Using charged monomers (e.g. 3-Sulfopropyl methacrylate potassium salt (SPM) or 3-(Methacryloylamino)propyl]trimethylammonium chloride (MAPTAC)) leads to highly stable dispersions in aqueous solutions. The stability can be tuned by the number of repeating units4,6. Using poly(ethylene glycol) methacrylate (PEGMA) as monomer the highly lipophilic graphene layers can be turned into hydrophilic and antifouling surfaces12. The use of glycidyl methacrylate (GMA) gives access to post-modification by epoxide ring opening.4 Most challenging modifications require amphiphilic properties (dispersion stability vs. fast separation or lipophilicity vs. hydrophilicity). Such requirements need a coating with smart polymers, which can change their properties upon external trigger (temperature, pH etc.). By using N-isopropylacrylamine (NIPAM) as building block, the particles can reversibly change between hydrophilic and hydrophobic upon temperature change7. Here the promising potential of SI-ATRP on magnetic nanoparticles in terms of designing a desired nanomaterial for chemical, biological and medical applications is shown13.

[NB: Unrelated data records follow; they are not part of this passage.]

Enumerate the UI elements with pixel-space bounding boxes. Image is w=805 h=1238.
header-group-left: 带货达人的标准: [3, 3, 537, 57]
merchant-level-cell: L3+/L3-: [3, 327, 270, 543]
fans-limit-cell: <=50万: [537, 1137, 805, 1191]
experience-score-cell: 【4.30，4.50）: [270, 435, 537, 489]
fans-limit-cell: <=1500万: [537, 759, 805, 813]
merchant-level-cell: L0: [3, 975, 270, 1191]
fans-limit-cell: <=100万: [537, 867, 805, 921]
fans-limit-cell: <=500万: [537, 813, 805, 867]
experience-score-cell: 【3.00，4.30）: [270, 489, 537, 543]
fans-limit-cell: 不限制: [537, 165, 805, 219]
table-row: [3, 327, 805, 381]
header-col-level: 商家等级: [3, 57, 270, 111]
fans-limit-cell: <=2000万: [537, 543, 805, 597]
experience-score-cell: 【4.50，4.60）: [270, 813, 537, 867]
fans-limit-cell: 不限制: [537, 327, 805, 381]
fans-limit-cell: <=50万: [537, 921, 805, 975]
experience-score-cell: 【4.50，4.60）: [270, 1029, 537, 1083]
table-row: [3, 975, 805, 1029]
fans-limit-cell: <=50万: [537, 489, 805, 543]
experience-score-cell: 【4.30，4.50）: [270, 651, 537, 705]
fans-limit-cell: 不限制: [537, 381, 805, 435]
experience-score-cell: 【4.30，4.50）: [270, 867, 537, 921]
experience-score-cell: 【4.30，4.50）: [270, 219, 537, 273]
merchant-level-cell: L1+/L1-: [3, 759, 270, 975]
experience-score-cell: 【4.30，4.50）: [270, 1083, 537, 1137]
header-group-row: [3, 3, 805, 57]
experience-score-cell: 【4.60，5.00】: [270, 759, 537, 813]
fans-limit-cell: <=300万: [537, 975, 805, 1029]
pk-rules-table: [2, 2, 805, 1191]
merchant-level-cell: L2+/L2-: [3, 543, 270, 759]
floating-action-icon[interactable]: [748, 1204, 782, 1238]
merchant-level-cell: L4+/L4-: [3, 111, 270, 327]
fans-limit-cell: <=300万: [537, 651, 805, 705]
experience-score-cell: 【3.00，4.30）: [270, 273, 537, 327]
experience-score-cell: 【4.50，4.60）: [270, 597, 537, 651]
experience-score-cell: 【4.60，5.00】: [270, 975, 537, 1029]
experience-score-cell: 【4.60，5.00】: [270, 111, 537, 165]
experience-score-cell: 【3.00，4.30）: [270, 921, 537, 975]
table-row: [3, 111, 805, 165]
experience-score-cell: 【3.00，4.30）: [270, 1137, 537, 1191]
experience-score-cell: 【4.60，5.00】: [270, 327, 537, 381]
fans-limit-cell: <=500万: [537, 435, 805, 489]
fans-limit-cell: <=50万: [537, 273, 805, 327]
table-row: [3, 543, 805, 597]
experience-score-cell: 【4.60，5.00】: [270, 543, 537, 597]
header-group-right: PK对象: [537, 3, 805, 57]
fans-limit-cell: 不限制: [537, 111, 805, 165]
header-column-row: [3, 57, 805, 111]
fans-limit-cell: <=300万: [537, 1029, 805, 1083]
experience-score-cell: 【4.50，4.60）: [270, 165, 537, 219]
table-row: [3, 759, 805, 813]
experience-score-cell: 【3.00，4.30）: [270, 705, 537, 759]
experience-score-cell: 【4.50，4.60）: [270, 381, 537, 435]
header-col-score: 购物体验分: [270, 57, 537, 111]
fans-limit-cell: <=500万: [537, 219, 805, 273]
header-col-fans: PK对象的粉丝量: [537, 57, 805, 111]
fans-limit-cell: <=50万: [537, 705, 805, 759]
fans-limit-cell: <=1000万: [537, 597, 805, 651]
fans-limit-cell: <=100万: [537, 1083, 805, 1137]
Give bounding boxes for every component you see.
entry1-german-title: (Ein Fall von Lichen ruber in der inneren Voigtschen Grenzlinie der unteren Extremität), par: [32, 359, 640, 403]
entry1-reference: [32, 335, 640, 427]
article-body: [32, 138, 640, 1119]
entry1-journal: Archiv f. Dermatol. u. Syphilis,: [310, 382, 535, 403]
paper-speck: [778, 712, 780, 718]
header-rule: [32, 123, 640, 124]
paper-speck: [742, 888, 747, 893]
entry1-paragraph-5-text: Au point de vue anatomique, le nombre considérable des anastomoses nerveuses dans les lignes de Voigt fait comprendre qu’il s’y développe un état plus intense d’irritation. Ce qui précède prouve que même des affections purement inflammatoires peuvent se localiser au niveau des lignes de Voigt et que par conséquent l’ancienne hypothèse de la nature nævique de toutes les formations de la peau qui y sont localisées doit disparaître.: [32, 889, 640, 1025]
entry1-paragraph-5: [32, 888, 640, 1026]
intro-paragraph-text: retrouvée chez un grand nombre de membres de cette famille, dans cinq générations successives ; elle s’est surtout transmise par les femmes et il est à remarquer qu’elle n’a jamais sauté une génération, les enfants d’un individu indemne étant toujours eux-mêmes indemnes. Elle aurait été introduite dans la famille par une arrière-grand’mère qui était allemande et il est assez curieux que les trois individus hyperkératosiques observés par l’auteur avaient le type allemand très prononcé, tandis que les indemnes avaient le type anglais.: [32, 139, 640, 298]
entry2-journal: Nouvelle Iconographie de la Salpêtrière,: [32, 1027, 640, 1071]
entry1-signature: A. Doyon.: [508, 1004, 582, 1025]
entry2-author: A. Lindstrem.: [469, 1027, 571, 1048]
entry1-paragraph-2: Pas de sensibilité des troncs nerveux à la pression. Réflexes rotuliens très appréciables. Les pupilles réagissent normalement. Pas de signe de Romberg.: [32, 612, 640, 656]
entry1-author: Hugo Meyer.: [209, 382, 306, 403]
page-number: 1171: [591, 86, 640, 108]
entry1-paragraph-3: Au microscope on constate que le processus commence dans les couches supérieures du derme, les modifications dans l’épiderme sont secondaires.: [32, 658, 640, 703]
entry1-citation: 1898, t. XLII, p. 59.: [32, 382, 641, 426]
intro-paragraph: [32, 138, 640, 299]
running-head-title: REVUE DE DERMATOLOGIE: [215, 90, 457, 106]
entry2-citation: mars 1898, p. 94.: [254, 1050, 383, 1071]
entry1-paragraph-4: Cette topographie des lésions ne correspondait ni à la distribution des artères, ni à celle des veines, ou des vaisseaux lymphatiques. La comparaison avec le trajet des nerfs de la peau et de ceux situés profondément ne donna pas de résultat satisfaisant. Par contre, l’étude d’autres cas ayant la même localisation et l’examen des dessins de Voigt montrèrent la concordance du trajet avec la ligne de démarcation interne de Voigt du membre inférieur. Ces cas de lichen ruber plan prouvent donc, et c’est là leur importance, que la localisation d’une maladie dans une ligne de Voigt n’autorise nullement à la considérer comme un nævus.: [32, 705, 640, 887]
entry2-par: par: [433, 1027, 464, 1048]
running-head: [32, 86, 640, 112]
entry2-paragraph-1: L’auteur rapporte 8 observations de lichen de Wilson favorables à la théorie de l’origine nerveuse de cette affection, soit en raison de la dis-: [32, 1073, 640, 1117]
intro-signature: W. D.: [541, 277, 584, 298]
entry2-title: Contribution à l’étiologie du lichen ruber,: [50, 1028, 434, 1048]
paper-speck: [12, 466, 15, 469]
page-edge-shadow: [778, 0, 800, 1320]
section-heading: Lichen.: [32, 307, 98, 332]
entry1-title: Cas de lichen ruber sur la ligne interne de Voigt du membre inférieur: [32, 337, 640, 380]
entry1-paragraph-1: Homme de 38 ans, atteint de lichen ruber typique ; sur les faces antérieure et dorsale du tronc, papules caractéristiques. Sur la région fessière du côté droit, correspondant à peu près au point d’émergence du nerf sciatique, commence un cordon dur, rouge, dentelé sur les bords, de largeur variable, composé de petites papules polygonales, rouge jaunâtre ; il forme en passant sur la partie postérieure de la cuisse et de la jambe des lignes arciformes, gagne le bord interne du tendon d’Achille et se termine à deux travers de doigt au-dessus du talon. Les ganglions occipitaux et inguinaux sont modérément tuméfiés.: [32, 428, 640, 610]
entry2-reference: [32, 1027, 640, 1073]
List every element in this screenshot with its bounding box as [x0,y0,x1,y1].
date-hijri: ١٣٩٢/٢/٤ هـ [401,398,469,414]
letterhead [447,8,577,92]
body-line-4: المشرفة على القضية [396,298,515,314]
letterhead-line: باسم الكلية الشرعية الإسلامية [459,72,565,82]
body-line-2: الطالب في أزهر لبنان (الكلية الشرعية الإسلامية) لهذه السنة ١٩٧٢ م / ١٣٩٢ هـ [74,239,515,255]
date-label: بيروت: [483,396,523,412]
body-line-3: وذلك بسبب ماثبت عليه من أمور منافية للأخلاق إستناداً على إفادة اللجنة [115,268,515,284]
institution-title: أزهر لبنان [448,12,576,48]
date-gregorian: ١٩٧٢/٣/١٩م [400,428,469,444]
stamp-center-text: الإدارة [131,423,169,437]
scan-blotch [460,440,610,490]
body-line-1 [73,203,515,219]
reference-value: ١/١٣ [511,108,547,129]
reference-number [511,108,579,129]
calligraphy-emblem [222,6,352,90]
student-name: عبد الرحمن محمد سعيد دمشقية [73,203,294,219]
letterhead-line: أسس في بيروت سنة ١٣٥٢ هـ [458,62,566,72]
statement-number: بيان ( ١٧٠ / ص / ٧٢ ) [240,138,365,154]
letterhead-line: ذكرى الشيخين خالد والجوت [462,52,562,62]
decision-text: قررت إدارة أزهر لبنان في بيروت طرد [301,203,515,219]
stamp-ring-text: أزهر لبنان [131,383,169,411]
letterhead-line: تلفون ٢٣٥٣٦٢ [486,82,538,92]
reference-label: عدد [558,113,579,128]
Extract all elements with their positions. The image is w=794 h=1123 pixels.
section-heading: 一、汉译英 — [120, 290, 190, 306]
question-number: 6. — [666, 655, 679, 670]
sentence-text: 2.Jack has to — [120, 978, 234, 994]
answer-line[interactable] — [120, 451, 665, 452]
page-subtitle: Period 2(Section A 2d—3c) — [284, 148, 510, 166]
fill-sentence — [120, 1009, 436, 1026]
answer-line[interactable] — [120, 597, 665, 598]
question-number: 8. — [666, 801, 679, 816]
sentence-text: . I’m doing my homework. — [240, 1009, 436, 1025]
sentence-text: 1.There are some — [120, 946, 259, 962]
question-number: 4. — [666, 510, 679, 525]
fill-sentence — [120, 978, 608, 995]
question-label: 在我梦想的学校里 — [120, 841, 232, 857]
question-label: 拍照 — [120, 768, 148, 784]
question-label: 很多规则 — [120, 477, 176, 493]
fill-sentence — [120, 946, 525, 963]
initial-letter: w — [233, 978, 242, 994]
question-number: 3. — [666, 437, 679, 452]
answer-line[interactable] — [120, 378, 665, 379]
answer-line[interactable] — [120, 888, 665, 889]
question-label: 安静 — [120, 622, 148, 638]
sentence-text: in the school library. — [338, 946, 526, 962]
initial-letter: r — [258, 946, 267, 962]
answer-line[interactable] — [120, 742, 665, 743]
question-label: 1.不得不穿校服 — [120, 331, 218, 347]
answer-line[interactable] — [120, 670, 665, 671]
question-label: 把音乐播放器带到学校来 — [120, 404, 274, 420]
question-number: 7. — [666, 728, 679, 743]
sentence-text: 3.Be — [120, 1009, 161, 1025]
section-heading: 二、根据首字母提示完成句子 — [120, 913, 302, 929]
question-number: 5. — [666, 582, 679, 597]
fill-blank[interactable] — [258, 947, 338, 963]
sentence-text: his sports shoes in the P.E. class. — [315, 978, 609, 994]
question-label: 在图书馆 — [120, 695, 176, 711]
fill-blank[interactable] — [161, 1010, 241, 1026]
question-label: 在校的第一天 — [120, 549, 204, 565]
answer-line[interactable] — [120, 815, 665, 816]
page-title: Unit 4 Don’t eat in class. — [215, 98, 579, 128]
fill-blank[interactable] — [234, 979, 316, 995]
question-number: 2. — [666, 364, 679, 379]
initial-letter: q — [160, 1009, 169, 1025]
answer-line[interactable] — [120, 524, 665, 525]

[1] A.H. Lu, E.L. Salabas, F. Schueth, Angew. Chem. Int. Ed, 2007, 46, 1222.

[2] A. Schaetz, O. Reiser, W.J. Stark, Chem. Eur. J., 2010, 16, 8950.

[3] Elia M. Schneider, Martin Zeltner, Niklaus Kranzlin, Robert N. Grass, and Wendelin J. Stark, Chem. Commun., 2015, 51, 10695.

[4] C.J. Hofer, V. Zlateski, P.R. Stoessel, D. Paunescu, E. M. Schneider, R.N. Grass, M.Zeltner, W.J.Stark, Chem. Comm., 2015, 51, 1825.

[5] Q. A. Pankhurst, J. Connolly, S. K. Jones and J. Dobson, J. Phys. D. Appl. Phys., 2003, 36, R167.

[6] M. Zeltner, R.N. Grass, A. Schaetz, S.B. Bubenhofer, N.A. Luechinger, W.J. Stark, J. Mater. Chem., 2012, 22, 12064.

[7] M. Zeltner, A. Schaetz, M.L. Hefti, W.J. Stark, J. Mater. Chem., 2011, 21, 2991.

[8] Robert N. Grass, Evagelos K. Athanassiou, and Wendelin J. Stark, Angew. Chem. Int. ed., 2007, 4909.

[9] Alexander Schatz, Robert N. Grass, Wendelin J. Stark, and Oliver Reiser, Chem. Eur. J., 2008,27,8262.

[10]  Chun Ghee Tan, and Robert N. Grass, Chem.Commun., 2008, 36, 4297.

[11] R. Barbey, L.Lavanant, D. Paripovic, N. Schuwer, C. Sugnaux, S. Tugulu, H.A. Klok, Chem. Rev., 2009, 109, 5437.

[12] Elia M. Schneider, Martin Zeltner, Vladimir Zlateski, Robert N. Grass, and Wendelin J. Stark, Chem. Commun., 2016, 52,938.

[13] Tong Bu, Tamotsu Zako, Martin Zeltner, Karin M. Sörgjerd, Christoph M. Schumacher, Corinne J. Hofer, Wendelin J. Stark, and Mizuo Maeda, J. Mater. Chem.B, 2015, 16, 3351.